さて、Bくんが配ったのは「愛」だったのでしょうか?それとも「罪悪感」だったのでしょうか?

Bくんがしたことは間違いでもないし、素晴らしいことだと思います。
実際、スープが美味しくてみんな夢中になっていますしね。

でも、ホスト役であるBくんだけが食べてないことを知ったみんなは、なんとなく罪の意識を感じてしまいます。

日本ではこういうこと、よくありますよね。
お母さんが「私はいいから、あんたたち食べ」って言うシーン。

カウンセリングもそんな話を聞くことがあるんですよ。
「主人や子供にはいい服を買うけれど、私は安い服で我慢してるの。だって夫や子供は外に出て人目に触れるでしょう?だから恥ずかしい思いはしてほしくなくて。私はいいの。そんな人前に出たりしないから。」

この姿勢は一見、自己犠牲として美しいものとして捉えられます。

しかし、「愛」だと思って与えていた行動が、実は「罪悪感」を振りまいてしまうこともあるのです。

Bくんの話に戻れば、みんな「一緒に楽しみたい」と思っています。
そして、Bくんの家に集まり、Bくんの作ったスープで楽しみました。
でも、そこにBくんはけっきょく交わっていないのです。
だから、罪悪感が生まれてしまいます。

もちろん、Bくんが楽しそうに、幸せそうにスープを作り、配ったとしても、みんなはBくんと一緒に楽しみたい、という思いがあった分だけ、罪悪感が芽生えます。

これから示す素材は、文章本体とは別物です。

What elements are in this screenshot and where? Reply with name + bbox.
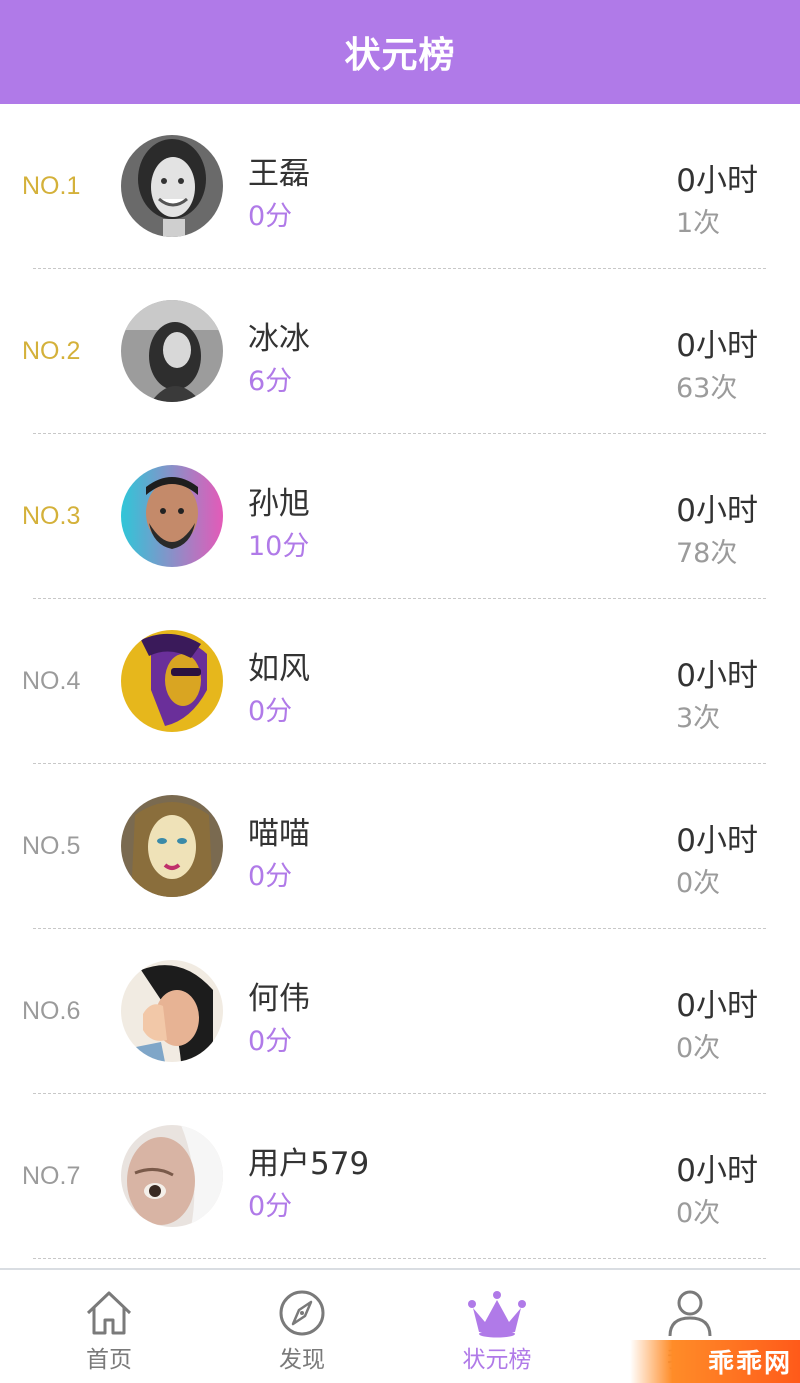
user-name: 王磊 — [248, 156, 310, 192]
ranking-row[interactable]: NO.1 王磊 0分 0小时 1次 — [0, 104, 800, 269]
avatar[interactable] — [121, 1125, 223, 1227]
rank-label: NO.5 — [22, 832, 81, 860]
study-count: 0次 — [676, 868, 721, 899]
crown-icon — [468, 1291, 526, 1338]
study-count: 78次 — [676, 538, 738, 569]
tab-label: 首页 — [86, 1347, 132, 1373]
rank-label: NO.3 — [22, 502, 81, 530]
avatar-image — [121, 1125, 223, 1227]
tab-home[interactable]: 首页 — [9, 1270, 209, 1383]
study-count: 63次 — [676, 373, 738, 404]
ranking-list: NO.1 王磊 0分 0小时 1次 NO.2 冰冰 6分 0小时 63次 NO.… — [0, 104, 800, 1259]
user-score: 10分 — [248, 531, 310, 562]
study-count: 1次 — [676, 208, 721, 239]
ranking-row[interactable]: NO.3 孙旭 10分 0小时 78次 — [0, 434, 800, 599]
avatar[interactable] — [121, 135, 223, 237]
ranking-row[interactable]: NO.6 何伟 0分 0小时 0次 — [0, 929, 800, 1094]
ranking-row[interactable]: NO.7 用户579 0分 0小时 0次 — [0, 1094, 800, 1259]
tab-discover[interactable]: 发现 — [202, 1270, 402, 1383]
rank-label: NO.1 — [22, 172, 81, 200]
avatar[interactable] — [121, 795, 223, 897]
rank-label: NO.2 — [22, 337, 81, 365]
study-hours: 0小时 — [676, 493, 758, 529]
watermark-text: 乖乖网 — [707, 1349, 792, 1379]
ranking-row[interactable]: NO.2 冰冰 6分 0小时 63次 — [0, 269, 800, 434]
user-name: 何伟 — [248, 981, 310, 1017]
ranking-row[interactable]: NO.4 如风 0分 0小时 3次 — [0, 599, 800, 764]
avatar-image — [121, 300, 223, 402]
avatar-image — [121, 465, 223, 567]
user-score: 0分 — [248, 201, 293, 232]
watermark-logo: 乖乖网 — [630, 1340, 800, 1383]
user-score: 0分 — [248, 1026, 293, 1057]
ranking-row[interactable]: NO.5 喵喵 0分 0小时 0次 — [0, 764, 800, 929]
study-hours: 0小时 — [676, 988, 758, 1024]
avatar[interactable] — [121, 630, 223, 732]
study-count: 0次 — [676, 1033, 721, 1064]
rank-label: NO.4 — [22, 667, 81, 695]
study-hours: 0小时 — [676, 823, 758, 859]
user-score: 6分 — [248, 366, 293, 397]
tab-label: 发现 — [279, 1347, 325, 1373]
rank-label: NO.6 — [22, 997, 81, 1025]
avatar-image — [121, 135, 223, 237]
avatar[interactable] — [121, 960, 223, 1062]
avatar[interactable] — [121, 300, 223, 402]
avatar-image — [121, 960, 223, 1062]
user-score: 0分 — [248, 1191, 293, 1222]
study-hours: 0小时 — [676, 1153, 758, 1189]
user-name: 孙旭 — [248, 486, 310, 522]
page-title: 状元榜 — [344, 35, 456, 76]
avatar[interactable] — [121, 465, 223, 567]
compass-icon — [279, 1290, 325, 1336]
study-hours: 0小时 — [676, 163, 758, 199]
user-score: 0分 — [248, 696, 293, 727]
user-score: 0分 — [248, 861, 293, 892]
study-count: 3次 — [676, 703, 721, 734]
user-name: 冰冰 — [248, 321, 310, 357]
home-icon — [86, 1291, 132, 1335]
avatar-image — [121, 630, 223, 732]
rank-label: NO.7 — [22, 1162, 81, 1190]
user-name: 如风 — [248, 651, 310, 687]
user-icon — [668, 1290, 712, 1337]
study-count: 0次 — [676, 1198, 721, 1229]
study-hours: 0小时 — [676, 658, 758, 694]
header-bar: 状元榜 — [0, 0, 800, 104]
user-name: 用户579 — [248, 1146, 370, 1182]
study-hours: 0小时 — [676, 328, 758, 364]
avatar-image — [121, 795, 223, 897]
tab-label: 状元榜 — [462, 1347, 532, 1373]
tab-ranking[interactable]: 状元榜 — [397, 1270, 597, 1383]
user-name: 喵喵 — [248, 816, 310, 852]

つまり、Bくんのことをみんなが愛している分だけ、「お前食べてないのか。すまん」という思いが出てきてしまうんです。

Bくんがそのみんなからの愛を受け取れていなかった分だけ、自分を分離させてしまっていたのです。

じゃあ、どうすればよかったのでしょう?
私が推奨するのは「まず、自分の皿になみなみとスープを入れ、そして、まず自分が食ってみて、『やっぱりうめぇ!俺、天才。お前られも食えよ!』ってみんなに勧める」です。

これをリーダーシップと呼びます。

Bくんがみんなに配るのもいいけれど、テーブルの真ん中に寸胴をでんと置いて、お前ら勝手に食え!でもいいんじゃないでしょうか。

そして、みんなと一緒に「うまいなあ、これ」と言いながらスープをすするとみんな一緒に楽しいんですよね。
そのとき、場は一つになります。

この時Bくんは「まず自分が受け取ること」というリーダーシップを取って一体感を作り出しているんです。

ホストとお客、という関係ではなく、仲間、という関係を作ることができたのです。

「私はいいからお前たち楽しみなさい」という自己犠牲的な考えやアプローチは分離を作ってしまいます。

「私」と「お前たち」の間に自ら進んで壁を作ってしまうんです。

家族でお出かけした時、パパと子どもたちは綺麗な服を着てるのにママだけが普通の服を着ていたら家族写真を撮るのも憚られますよね。
常にそうする必要はなくても、「きょうは私の分も買っちゃおう!」って日があってもいいと思うんです。家族の一体感を作るために。

このパターンは「自分さえ我慢すればいい」とか「一人で背負い込む癖」がある人は要注意。
時に、この自己犠牲を美しものと捉えてる方は知らず知らずのうちに「愛を受け取れず、愛だと思って罪悪感を配ってる」ということがあるのかもしれません。

ということで皆さん、周りの人たちの愛を受け取りましょうね。